SQL> select * from scott.dept;
DEPTNO DNAME LOC
---------- -------------- -------------
10 ACCOUNTING NEW YORK
20 RESEARCH DALLAS
30 SALES CHICAGO
40 OPERATIONS BOSTON
There he is again! Until now, that was not different from a Flashback Database Operation without Data Guard. But now my Standby Database is no longer able to do Redo Apply, because it is „in the future of the Primary Database“. We are in step 2) of the below picture now that I added to illustrate the situation.
Now I need to put the Standby it into a time, shortly before the present time of the Primary, in order to restart the Redo Apply successfully:
DGMGRL> show configuration
Configuration
Name: mycf
Enabled: YES
Protection Mode: MaxAvailability
Databases:
prima - Primary database
physt - Physical standby database
Fast-Start Failover: DISABLED
Current status for "mycf":
Warning: ORA-16607: one or more databases have failed
DGMGRL> show database physt statusreport
STATUS REPORT
INSTANCE_NAME SEVERITY ERROR_TEXT
* ERROR ORA-16700: the standby database has diverged from the primary database
* ERROR ORA-16766: Redo Apply is stopped
Please notice that the show statusreport clause is a new feature of 11g. In 10g, you need to look into the Broker Logfile to retrieve that problem.

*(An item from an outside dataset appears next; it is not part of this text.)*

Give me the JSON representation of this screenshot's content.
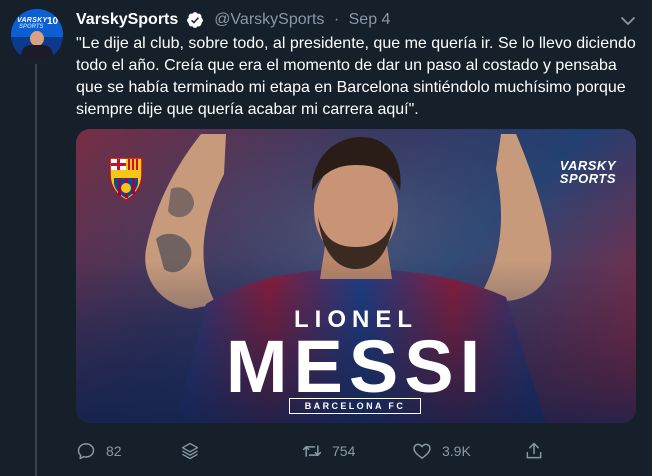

SQL> connect sys/oracle@prima as sysdba Connected. SQL> select resetlogs_change# from v$database;
RESETLOGS_CHANGE#
-----------------
294223
SQL> connect sys/oracle@physt as sysdba
Connected.
SQL> flashback database to scn 294221;
Flashback complete.
I subtracted 2 from the Resetlogs Change No. above to make sure that we get the Standby close before the present time of the Primary. Now we need to restart the Redo Apply again:
DGMGRL> show configuration
Configuration
Name: mycf
Enabled: YES
Protection Mode: MaxAvailability
Databases:
prima - Primary database
physt - Physical standby database
Fast-Start Failover: DISABLED
Current status for "mycf":
Warning: ORA-16607: one or more databases have failed
DGMGRL> edit database physt set state=apply-on;
Succeeded.
DGMGRL> show configuration
Configuration
Name: mycf
Enabled: YES
Protection Mode: MaxAvailability
Databases:
prima - Primary database
physt - Physical standby database
Fast-Start Failover: DISABLED
Current status for "mycf":
SUCCESS
That was it!
Conclusion: Flashback is the natural counterpart of Real-Time Apply. You can address Logical Mistakes easily with it and you do not need to Delay the actualization of the Standby Database.

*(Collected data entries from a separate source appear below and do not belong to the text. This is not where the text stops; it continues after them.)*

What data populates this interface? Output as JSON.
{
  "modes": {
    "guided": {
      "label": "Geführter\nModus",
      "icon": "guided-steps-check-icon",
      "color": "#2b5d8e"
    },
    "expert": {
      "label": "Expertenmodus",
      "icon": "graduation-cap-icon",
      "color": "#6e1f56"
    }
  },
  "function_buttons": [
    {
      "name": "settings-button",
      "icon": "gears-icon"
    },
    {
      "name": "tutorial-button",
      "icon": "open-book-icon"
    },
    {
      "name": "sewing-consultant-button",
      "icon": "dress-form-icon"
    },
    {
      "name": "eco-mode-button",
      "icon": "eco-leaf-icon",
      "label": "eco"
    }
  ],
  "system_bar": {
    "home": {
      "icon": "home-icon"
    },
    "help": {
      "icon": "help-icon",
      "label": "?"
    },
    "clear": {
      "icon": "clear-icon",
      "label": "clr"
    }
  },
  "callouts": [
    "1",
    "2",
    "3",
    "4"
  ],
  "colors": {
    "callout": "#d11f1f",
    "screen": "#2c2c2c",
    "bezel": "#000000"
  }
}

Turning Flashback Database on & off with Instance in Status OPEN
Since 11g, you can turn Flashback Database on and off without having to restart the Instance. It can stay in status OPEN, whereas in 10g, you had to go in Status MOUNT to change the Flashback mode, similar as it is still necessary to go to MOUNT in order to change the Archivelog mode.

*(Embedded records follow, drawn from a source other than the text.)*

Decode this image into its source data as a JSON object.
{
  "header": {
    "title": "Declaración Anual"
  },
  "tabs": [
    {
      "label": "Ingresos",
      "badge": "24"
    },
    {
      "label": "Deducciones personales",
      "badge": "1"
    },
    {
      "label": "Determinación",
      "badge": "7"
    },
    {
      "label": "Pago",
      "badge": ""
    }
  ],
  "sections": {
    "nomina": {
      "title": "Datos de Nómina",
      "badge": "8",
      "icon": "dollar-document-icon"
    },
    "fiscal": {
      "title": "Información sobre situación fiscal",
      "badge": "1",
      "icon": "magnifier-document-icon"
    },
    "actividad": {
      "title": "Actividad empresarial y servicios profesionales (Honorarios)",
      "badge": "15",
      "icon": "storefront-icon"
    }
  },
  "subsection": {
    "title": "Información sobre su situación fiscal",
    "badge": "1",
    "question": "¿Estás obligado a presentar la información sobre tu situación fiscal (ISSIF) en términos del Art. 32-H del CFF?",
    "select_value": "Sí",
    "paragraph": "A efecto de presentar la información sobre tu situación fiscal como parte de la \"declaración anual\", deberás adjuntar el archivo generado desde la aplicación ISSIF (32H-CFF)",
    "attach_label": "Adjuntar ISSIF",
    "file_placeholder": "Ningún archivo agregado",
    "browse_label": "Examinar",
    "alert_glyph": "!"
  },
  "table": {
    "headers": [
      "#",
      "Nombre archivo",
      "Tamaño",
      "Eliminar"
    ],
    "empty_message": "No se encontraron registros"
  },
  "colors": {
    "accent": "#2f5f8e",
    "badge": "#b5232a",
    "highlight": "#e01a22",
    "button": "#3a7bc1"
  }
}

Here is a short demo on the command line:
SQL> select * from v$version;
BANNER
--------------------------------------------------------------------------------
Oracle Database 11g Enterprise Edition Release 11.2.0.1.0 - Production
PL/SQL Release 11.2.0.1.0 - Production
CORE 11.2.0.1.0 Production
TNS for Linux: Version 11.2.0.1.0 - Production
NLSRTL Version 11.2.0.1.0 - Production
SQL> select log_mode,flashback_on from v$database;
LOG_MODE FLASHBACK_ON
------------ ------------------
ARCHIVELOG NO
SQL> select status from v$instance;
STATUS
------------
OPEN
I am already in Archivelog mode, but Flashback (Database) is not turned on yet. Instance is OPEN – and stays there:
SQL> alter database flashback on;
Database altered.
SQL> select log_mode,flashback_on from v$database;
LOG_MODE FLASHBACK_ON
------------ ------------------
ARCHIVELOG YES
SQL> alter database flashback off;
Database altered.
SQL> select log_mode,flashback_on from v$database;
LOG_MODE FLASHBACK_ON
------------ ------------------
ARCHIVELOG NO
Conclusion: If you are about to do a critical operation with your database that you may want to rewind in case, you can turn on Flashback Logging before that operation and turn it off afterwards without limiting the availability of your Database!
Watch me on YouTube explaining the above:
Keep in mind that this affects only your ability to do FLASHBACK DATABASE, not the other forms of Flashback like FLASHBACK QUERY or FLASHBACK TABLE because they do not need Flashback Logs and work regardless of what you see in the column FLASHBACK_ON from V$DATABASE as explained here.